Michal Kosinski. ¿Yo? ¿Y eso?

 

XL. Dice que solo necesita 150 likes en Facebook para saber más de alguien que sus propios padres. Y que con 300 sabe más incluso que su pareja. Todo eso sin conocer a la persona ni hablar con ella.

M.K. Sí.

 

XL. También dice que los algoritmos predicen con un nivel de acierto muy alto los gustos de alguien solo a partir de sus fotos en la Red. Preferencias políticas, por ejemplo, o su orientación sexual.

M.K. Así es.

XL. Suena aterrador. ¿No?

M.K. No es algo que me haga feliz, pero la era de la privacidad se ha terminado. Tenemos que aceptarlo. ¿Qué hacemos si no? ¿Prohibir Facebook y Twitter? Llevamos mucho tiempo disfrutando de las ventajas del mundo digital usando, por ejemplo, Google Maps, la banca on-line o una aplicación de taxi. ¿Qué sentido tiene entonces quejarse de que casi todos nuestros datos sean públicos? Mejor sería reflexionar sobre cómo podemos conseguir que nos reporte más ventajas que inconvenientes.

 

XL. ¿Y eso cómo se hace?

M.K. El diario The Economist calcula que un ciudadano global del año 2025 producirá de media 62 gigabytes diarios de información. Un volumen gigantesco. Deberíamos ser conscientes de la cantidad increíble de detalles íntimos que empresas como Google o Facebook pueden deducir a partir de ese rastro.

«A un algoritmo le basta con analizar 250 ‘likes’ de Facebook de alguien para conocerlo mejor que su pareja. Es aterrador»

XL. En uno de sus estudios, usted comprobó que las personas que le daban un like en Facebook a una foto de espirales de patata tenían un cociente intelectual alto con una frecuencia por encima de la media. Y las que le dieron un like a la frase «la araña tiene más miedo de ti que tú de ella» eran no fumadores con una frecuencia también mayor. Así, de primeras, resulta asombroso.

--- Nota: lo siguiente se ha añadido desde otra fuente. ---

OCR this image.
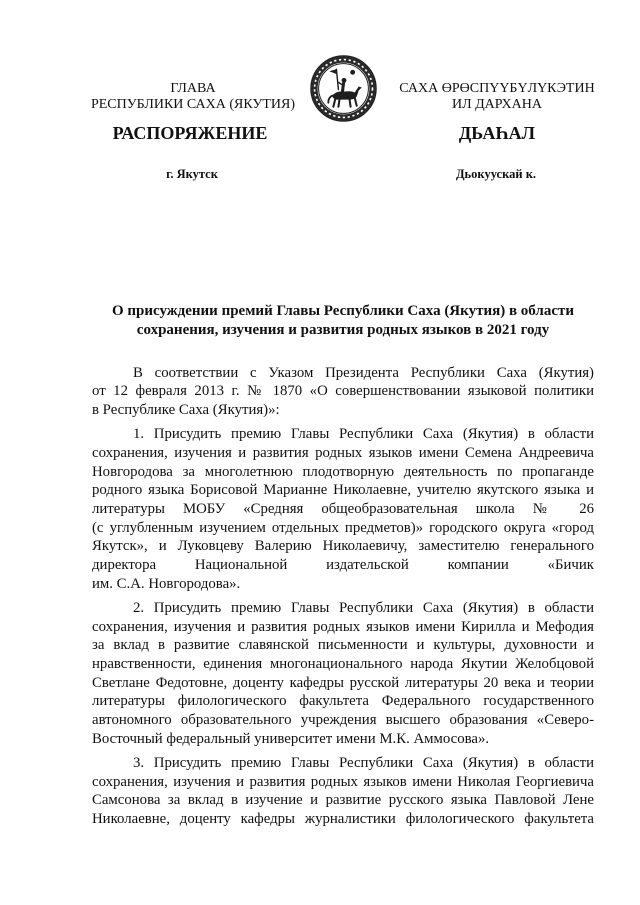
ГЛАВА
РЕСПУБЛИКИ САХА (ЯКУТИЯ)
САХА ӨРӨСПҮҮБҮЛҮКЭТИН
ИЛ ДАРХАНА
РАСПОРЯЖЕНИЕ	ДЬАҺАЛ
г. Якутск	Дьокуускай к.
О присуждении премий Главы Республики Саха (Якутия) в области
сохранения, изучения и развития родных языков в 2021 году
В соответствии с Указом Президента Республики Саха (Якутия)
от 12 февраля 2013 г. № 1870 «О совершенствовании языковой политики
в Республике Саха (Якутия)»:
1. Присудить премию Главы Республики Саха (Якутия) в области
сохранения, изучения и развития родных языков имени Семена Андреевича
Новгородова за многолетнюю плодотворную деятельность по пропаганде
родного языка Борисовой Марианне Николаевне, учителю якутского языка и
литературы МОБУ «Средняя общеобразовательная школа № 26
(с углубленным изучением отдельных предметов)» городского округа «город
Якутск», и Луковцеву Валерию Николаевичу, заместителю генерального
директора Национальной издательской компании «Бичик
им. С.А. Новгородова».
2. Присудить премию Главы Республики Саха (Якутия) в области
сохранения, изучения и развития родных языков имени Кирилла и Мефодия
за вклад в развитие славянской письменности и культуры, духовности и
нравственности, единения многонационального народа Якутии Желобцовой
Светлане Федотовне, доценту кафедры русской литературы 20 века и теории
литературы филологического факультета Федерального государственного
автономного образовательного учреждения высшего образования «Северо-
Восточный федеральный университет имени М.К. Аммосова».
3. Присудить премию Главы Республики Саха (Якутия) в области
сохранения, изучения и развития родных языков имени Николая Георгиевича
Самсонова за вклад в изучение и развитие русского языка Павловой Лене
Николаевне, доценту кафедры журналистики филологического факультета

M.K. Y entonces nos planteamos: ¿podemos definir cómo es una persona a partir de sus likes? Y enseguida nos dimos cuenta de que funciona con una precisión sorprendente.

 

XL. ¿Y cómo lo descubrieron?

M.K. Por un lado, hicimos que un algoritmo analizase los likes de quienes participaban en nuestro estudio. Por otro, repartimos cuestionarios entre sus amigos y padres. Tenían que responder preguntas como: ¿es puntual? ¿Introvertido o extrovertido? Obviamente, los amigos y padres fueron bastante buenos a la hora de decir cómo eran. Pero el algoritmo también fue asombrosamente exacto. Nos dejó de piedra que solo necesitara diez likes de Facebook para definir las preferencias y los rasgos básicos de carácter de esa persona con el mismo nivel de acierto que sus compañeros de trabajo. Y, para alcanzar el acierto de su pareja, no necesitaba ni 250 likes. Es aterrador.

XL. ¿Cómo es posible?

M.K. La inteligencia artificial puede descubrir pequeños detalles sobre nosotros que pasan inadvertidos incluso a las personas de nuestro entorno. No hay ser humano capaz de analizar todas nuestras interacciones en Facebook, es demasiada información. Pero a un algoritmo no le supone ningún problema. No se le escapa ni el mínimo detalle. Por ejemplo, nuestro algoritmo podía predecir con mucha precisión si los padres de una persona se habían divorciado.

XL. ¿Cómo?

M.K. Basta con que sean pequeñas desviaciones de la media para que el algoritmo las detecte.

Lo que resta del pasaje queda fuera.